At TOC on Wednesday afternoon, we attended "Youth and Creativity: Emerging Trends in Self-expression and Publishing," a session by Evangeline Haughney (Adobe) and Bill Westerman (Create with Context). They hung out with real teenagers in their homes to get a look at their creative processes. When choosing which teens to follow, they looked for those who were creative, but not necessarily planning to go into art or design after high school. They picked those who were involved in interesting self-expression activities and who were creating digital media to share with others outside their immediate circles of friends. Here are five not-so-obvious takeaways (beyond the fairly apparent "Teens want to create identities for themselves online" and "In general, teens are pretty tech-savvy"). (The panel didn't focus much on book publishing, but it provides useful background to YA publishers who want a better look at what their target audiences are doing online.)

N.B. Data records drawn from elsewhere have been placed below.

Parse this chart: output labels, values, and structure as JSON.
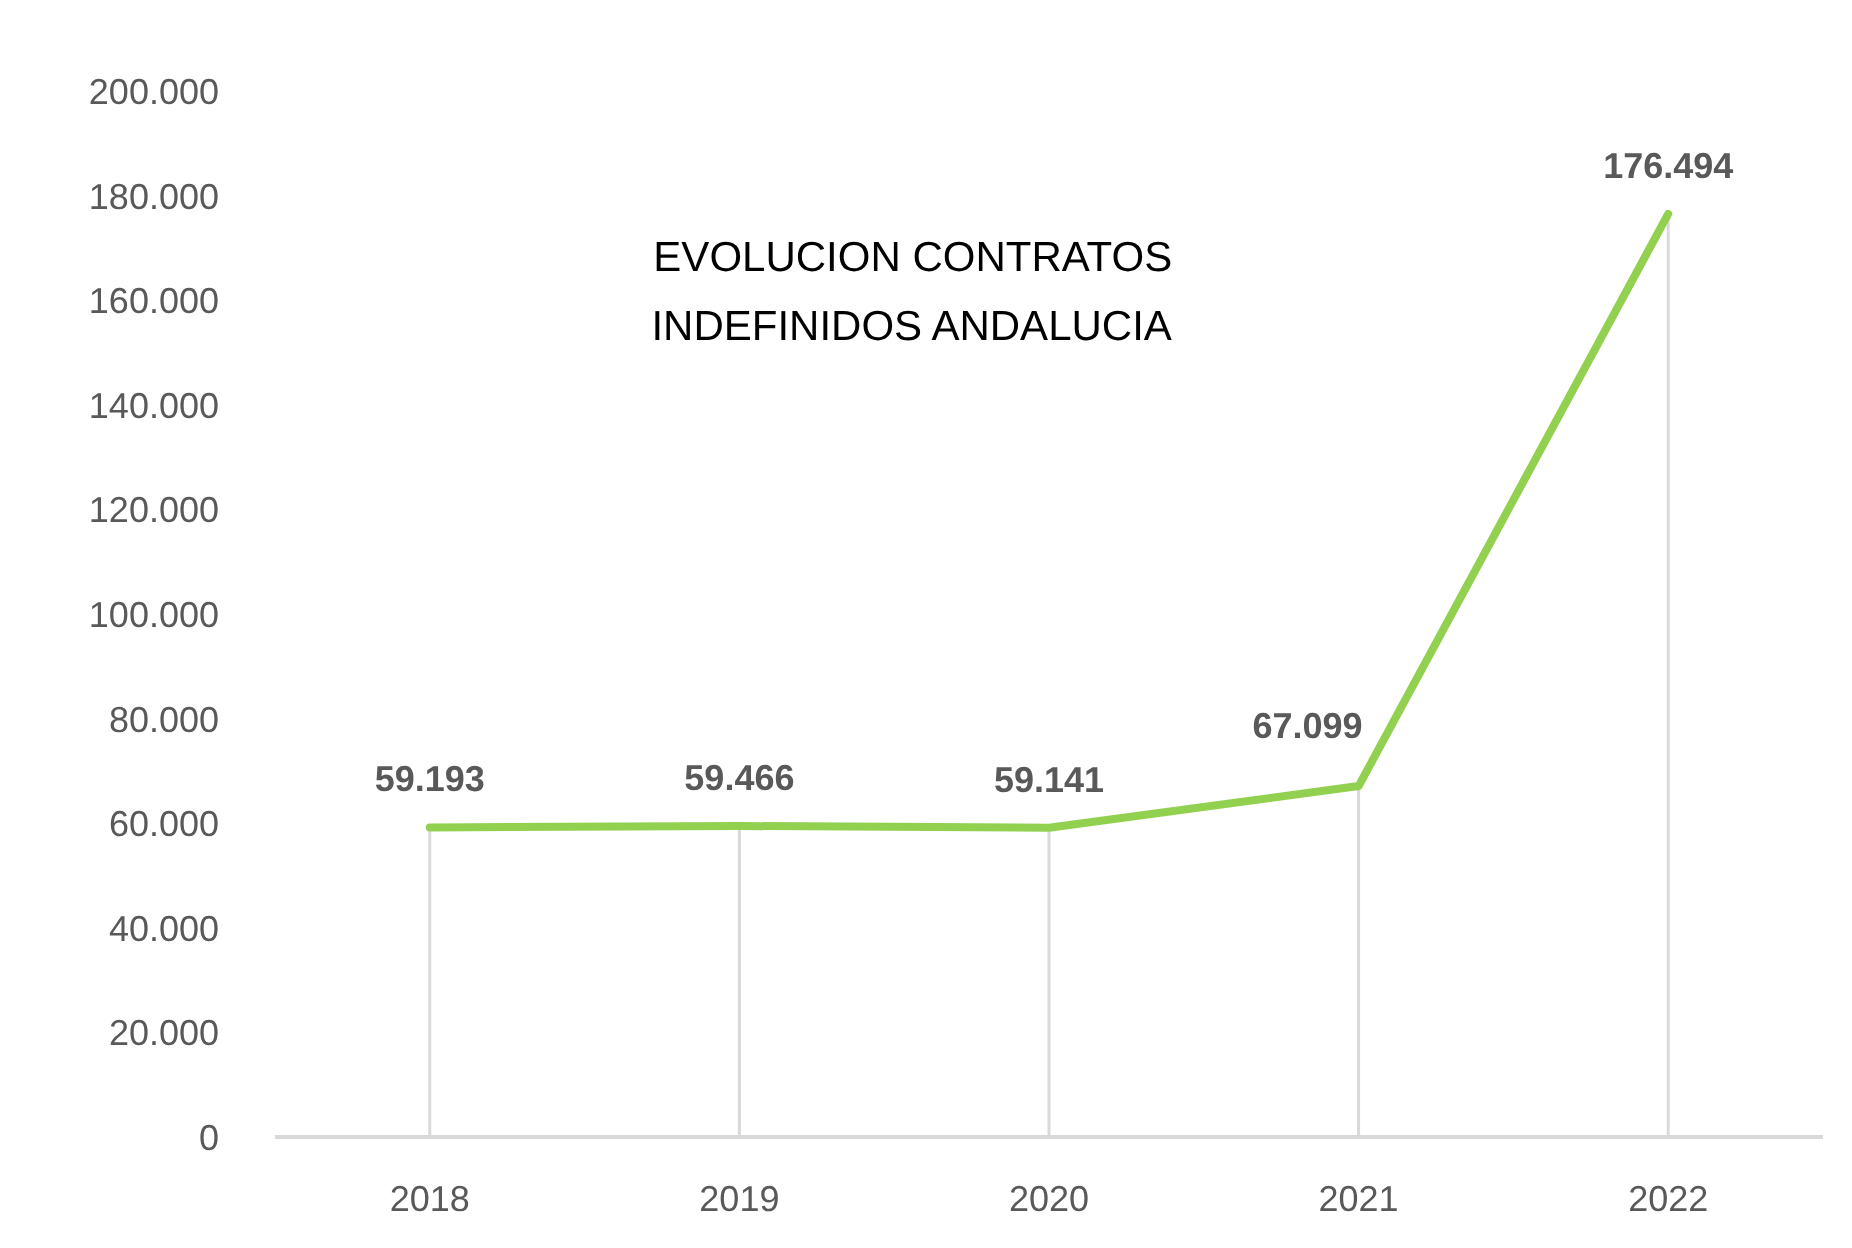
{
  "chart_data": {
    "type": "line",
    "title": "EVOLUCION CONTRATOS INDEFINIDOS ANDALUCIA",
    "categories": [
      "2018",
      "2019",
      "2020",
      "2021",
      "2022"
    ],
    "series": [
      {
        "color": "#92d050",
        "values": [
          59193,
          59466,
          59141,
          67099,
          176494
        ],
        "value_labels": [
          "59.193",
          "59.466",
          "59.141",
          "67.099",
          "176.494"
        ]
      }
    ],
    "ylim": [
      0,
      200000
    ],
    "yticks": [
      0,
      {
        "value": 20000,
        "label": "20.000"
      },
      {
        "value": 40000,
        "label": "40.000"
      },
      {
        "value": 60000,
        "label": "60.000"
      },
      {
        "value": 80000,
        "label": "80.000"
      },
      {
        "value": 100000,
        "label": "100.000"
      },
      {
        "value": 120000,
        "label": "120.000"
      },
      {
        "value": 140000,
        "label": "140.000"
      },
      {
        "value": 160000,
        "label": "160.000"
      },
      {
        "value": 180000,
        "label": "180.000"
      },
      {
        "value": 200000,
        "label": "200.000"
      }
    ]
  }
}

- Teens don't see buying a software program (like Adobe Photoshop) as a major "life event." Whereas people in their twenties and thirties may sign up for classes and buy instruction manuals after purchasing a program, teens churn through many different technologies quickly, using programs only for what they need and then moving on.
- At the same time, teens feel as if they have mastered these programs. Westerman pointed out that when he asks an adult, professional Photoshop user if she knows everything there is to know about Photoshop, that adult will usually answer, "No, I haven't even scratched the surface." Teens, on the other hand, will answer, "Yeah, I know Photoshop." Nor are they concerned that they haven't learned all the "right" ways of doing things with a program--they're concentrated on the outcome, not the tool. They don't ask, "How do I use the masking tool?" They ask, "How can I create a cool rain effect?"

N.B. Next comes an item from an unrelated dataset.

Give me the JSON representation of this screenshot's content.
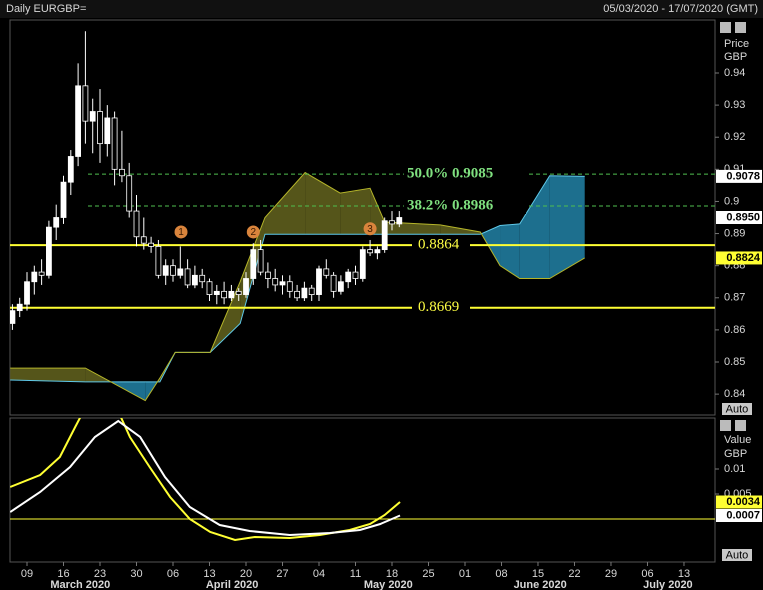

- That's not to say that teens aren't asking for help. They are! But they're going to their peers online or typing queries into Google. There's a return of the "apprenticeship"--teens learning skills from their more knowledgable peers, actively seeking critiques of their work, and really adopting a craft mentality. Learning is a process of watching and doing on the fly. "There's no more learning curve," Westerman said.
- Any niche site can become a social hub--teens aren't just using Facebook for social networking. One subject in the study, "David," spent most of his time on the "Silverfish Longboarding" discussion boards. (A longboard is a type of skateboard.) These microcommunities give teens, who tend to define themselves through 2 or 3 major interests when creating online personas, a sense of belonging.
- Teens aren't using the fanciest, newest technology. Most of those surveyed had fairly old computers and older versions of software. They were making do with what they had. And they were not pirating software. One teen, "Gina," bought a copy of Adobe Photoshop with her friend at Costco, and the girls took turns using it at home, since they only had one license.
Haughney said that future studies will target teens who DO plan to enter the design field after graduation, since the ways they are using technology now may have a major effect on the field--and on how software is designed.